To commented #6 (Debbie), I say yasher koach. We women are very powerful and capable!! To Rabbi Blech, not one single human being is perfect. Yes, the rabbis you mention were great men. However, they had flaws that you did not detect because they did not WANT you to detect these imperfections. Good Shabbos to you and yours, and have a very Happy Purim!

(6) Debbie, February 22, 2013 2:36 AM

The statement "kol k'vuda bas melech p'nima" is often a turn-off.

Women don't want to feel that they're importance is only a backstage one. I teach in a school for girls, and I have to tell you; it's a womens' world, and boy are we powerful. The things we do impact the next generations of Jewish women!! We are molding the mothers of Israel.

Devorah, February 24, 2013 10:53 PM

Rabbi Blech agrees with you!

Rabbi Blech refers to ESTHER getting her name on the "Megillah’s marquee", while MORDECHAI is the one he refers to as "best supporting actor." How did you get from this to complaining that "[w]omen don't want to feel that they're importance is only a backstage one" or your comment (which I totally agree with, BTW ) that ""kol k'vuda bas melech p'nima" is a turn-off"? I've never once heard Rabbi Blech preach "kol k'vuda bas melech p'nima" and I seem to recall him writing recently about proudly sending his daughter off to law school in times when it was much less common for any woman to attend law school than it is today.

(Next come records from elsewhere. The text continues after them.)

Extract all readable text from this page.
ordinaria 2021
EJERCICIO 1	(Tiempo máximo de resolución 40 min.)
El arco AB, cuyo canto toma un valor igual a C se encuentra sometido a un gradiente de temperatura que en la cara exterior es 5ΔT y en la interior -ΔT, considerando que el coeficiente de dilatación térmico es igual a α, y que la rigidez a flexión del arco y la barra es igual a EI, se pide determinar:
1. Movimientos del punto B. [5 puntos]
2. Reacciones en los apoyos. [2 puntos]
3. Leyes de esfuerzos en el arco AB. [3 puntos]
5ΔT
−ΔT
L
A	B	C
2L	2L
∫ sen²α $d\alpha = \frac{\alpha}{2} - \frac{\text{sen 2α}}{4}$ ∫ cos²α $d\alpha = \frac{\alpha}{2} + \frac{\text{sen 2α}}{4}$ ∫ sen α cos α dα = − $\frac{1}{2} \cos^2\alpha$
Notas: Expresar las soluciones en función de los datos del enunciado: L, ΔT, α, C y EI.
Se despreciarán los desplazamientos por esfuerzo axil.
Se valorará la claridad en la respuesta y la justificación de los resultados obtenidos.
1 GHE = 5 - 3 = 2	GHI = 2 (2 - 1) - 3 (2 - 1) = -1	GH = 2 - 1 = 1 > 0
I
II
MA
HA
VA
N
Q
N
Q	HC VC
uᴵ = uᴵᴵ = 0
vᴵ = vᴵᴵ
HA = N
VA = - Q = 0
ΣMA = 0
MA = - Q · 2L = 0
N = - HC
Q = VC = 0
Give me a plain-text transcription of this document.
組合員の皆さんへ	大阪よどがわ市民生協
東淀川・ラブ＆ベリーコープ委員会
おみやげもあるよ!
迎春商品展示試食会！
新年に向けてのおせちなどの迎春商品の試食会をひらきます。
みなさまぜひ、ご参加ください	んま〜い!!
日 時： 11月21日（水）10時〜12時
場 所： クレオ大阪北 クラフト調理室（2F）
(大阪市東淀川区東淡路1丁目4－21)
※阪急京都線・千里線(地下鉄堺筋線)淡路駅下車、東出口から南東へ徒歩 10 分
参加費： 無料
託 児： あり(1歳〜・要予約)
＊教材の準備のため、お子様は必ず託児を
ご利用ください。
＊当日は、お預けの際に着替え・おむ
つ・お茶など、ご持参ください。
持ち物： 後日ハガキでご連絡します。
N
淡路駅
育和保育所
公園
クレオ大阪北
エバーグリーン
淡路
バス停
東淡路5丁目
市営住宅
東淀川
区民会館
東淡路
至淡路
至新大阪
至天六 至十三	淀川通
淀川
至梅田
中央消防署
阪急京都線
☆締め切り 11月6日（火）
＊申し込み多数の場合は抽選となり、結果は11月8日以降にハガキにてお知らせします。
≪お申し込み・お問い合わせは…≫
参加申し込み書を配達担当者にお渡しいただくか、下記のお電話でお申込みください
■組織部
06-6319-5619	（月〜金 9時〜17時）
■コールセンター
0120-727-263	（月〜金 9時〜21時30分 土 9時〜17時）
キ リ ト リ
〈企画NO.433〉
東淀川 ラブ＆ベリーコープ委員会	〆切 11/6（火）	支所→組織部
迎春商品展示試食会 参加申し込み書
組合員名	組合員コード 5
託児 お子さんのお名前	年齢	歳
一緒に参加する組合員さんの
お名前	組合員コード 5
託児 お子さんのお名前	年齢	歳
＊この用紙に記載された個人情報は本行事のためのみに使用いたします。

(5) Wassim, February 22, 2013 1:10 AM

What an uplifting article

Hurray, we are all chosen to contribute.

(4) Elya Goodfriend, February 21, 2013 8:35 PM

Beautiful

I really found this article very inspiring and truthful. I feel like it proposes a very well balanced and healthy way of looking at our Gedolim, and the perspective we should see ourselves in comparison to them.!!!! Beautiful!